Capstone Project Next Word Prediction App

Ramiro Caro
October 7th, 2016

alt text

Summary

The Data Science Specialization Capstone Project, have the objective of integrate all the knowledge obtain in the previous courses.

In this presentation I will introduce the “The Word Prediction” App. This app implements a NLP algorithms to calculate the most probable word after a given sentence, apllying interpolated 2, 3, 4 and 5 ngrams probabilities.

The application is implemented with Shiny, and published on shinyapps.io

Algorithm Implementation

Before implementing the prediction algorithm, an exploratory analysis was made. Here we clean an organize the data in a significant way.

The approach for the prediciton was using n-grams. In my case, I work using from bi-grams to 5-grams. To produce them i utilize the “quanteda” package that allow me to do it very simply.

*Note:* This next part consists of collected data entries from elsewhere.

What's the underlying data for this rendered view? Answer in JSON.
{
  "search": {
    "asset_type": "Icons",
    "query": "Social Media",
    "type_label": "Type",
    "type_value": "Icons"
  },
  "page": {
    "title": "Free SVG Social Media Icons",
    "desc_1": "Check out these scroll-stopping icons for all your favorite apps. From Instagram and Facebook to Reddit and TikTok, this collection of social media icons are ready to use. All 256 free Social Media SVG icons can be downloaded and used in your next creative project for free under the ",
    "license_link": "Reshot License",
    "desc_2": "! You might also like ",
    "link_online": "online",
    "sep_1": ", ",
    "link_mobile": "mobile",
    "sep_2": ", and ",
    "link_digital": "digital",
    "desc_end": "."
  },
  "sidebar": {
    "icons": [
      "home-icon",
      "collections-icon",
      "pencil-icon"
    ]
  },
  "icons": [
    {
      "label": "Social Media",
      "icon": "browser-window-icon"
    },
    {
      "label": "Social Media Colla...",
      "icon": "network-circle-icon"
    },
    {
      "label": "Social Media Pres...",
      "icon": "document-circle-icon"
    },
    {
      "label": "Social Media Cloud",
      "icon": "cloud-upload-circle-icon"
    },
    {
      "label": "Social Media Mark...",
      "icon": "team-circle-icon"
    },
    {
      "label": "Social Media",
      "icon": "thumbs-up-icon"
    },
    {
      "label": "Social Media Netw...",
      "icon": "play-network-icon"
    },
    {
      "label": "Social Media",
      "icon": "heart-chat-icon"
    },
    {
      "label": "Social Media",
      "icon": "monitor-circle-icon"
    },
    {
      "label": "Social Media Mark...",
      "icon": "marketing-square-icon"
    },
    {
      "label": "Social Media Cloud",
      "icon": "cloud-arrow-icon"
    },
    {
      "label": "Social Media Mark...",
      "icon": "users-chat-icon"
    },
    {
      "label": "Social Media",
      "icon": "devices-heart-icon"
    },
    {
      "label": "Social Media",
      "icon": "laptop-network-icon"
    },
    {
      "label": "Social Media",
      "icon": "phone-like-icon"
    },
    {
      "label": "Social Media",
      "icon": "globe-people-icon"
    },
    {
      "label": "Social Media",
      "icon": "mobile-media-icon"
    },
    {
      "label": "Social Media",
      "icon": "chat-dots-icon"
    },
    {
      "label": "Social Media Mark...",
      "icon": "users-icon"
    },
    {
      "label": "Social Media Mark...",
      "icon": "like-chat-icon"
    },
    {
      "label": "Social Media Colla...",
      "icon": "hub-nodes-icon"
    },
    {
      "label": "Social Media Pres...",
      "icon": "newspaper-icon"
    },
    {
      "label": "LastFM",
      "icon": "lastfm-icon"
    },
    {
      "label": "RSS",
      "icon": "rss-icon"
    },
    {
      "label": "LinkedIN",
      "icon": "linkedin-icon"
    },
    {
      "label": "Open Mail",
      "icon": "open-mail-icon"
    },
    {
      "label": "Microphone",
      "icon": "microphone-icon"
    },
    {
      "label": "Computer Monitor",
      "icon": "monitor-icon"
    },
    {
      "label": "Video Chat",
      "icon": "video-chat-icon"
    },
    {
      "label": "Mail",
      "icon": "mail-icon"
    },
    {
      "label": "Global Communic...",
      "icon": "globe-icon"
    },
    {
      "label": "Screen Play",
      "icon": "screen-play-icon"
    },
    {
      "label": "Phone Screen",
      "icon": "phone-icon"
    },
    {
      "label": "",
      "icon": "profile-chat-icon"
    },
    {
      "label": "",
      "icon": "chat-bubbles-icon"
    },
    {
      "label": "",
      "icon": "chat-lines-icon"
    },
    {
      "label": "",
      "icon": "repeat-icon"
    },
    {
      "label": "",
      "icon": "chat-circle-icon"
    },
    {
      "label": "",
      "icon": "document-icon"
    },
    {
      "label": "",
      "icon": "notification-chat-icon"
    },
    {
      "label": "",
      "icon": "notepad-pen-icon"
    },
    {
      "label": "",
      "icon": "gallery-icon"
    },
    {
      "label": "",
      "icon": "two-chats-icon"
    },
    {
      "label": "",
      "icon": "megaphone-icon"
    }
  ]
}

I used interpolation to select the best prediction. I take the 3 more probables words from each n-gram, multiply them for a factor and then chosse the one with highest total score. That way i use all the information available in each prediction.

Utilization

The interface is quite minimalistic. In order to obtain the prediction, first you enter the sentence in the text box and then press the “Predict” button. The prediction outcome will appear lower in the screen. DONE!!

Additional Resources

In order to complete the project i had to review a lot of material in NLP and text processing. Here is a list of packages and material that i found very helpful.

Packages:

quanteda: Corpus processing and ngram generation.
dplyr / tidyr: Awesome Data Manipulation
stringi: Very fast for string processing and parsing

Courses:

Natural Language Processing: Awesome NLP course by Dan Jurafsky & Chris Manning, from Standford.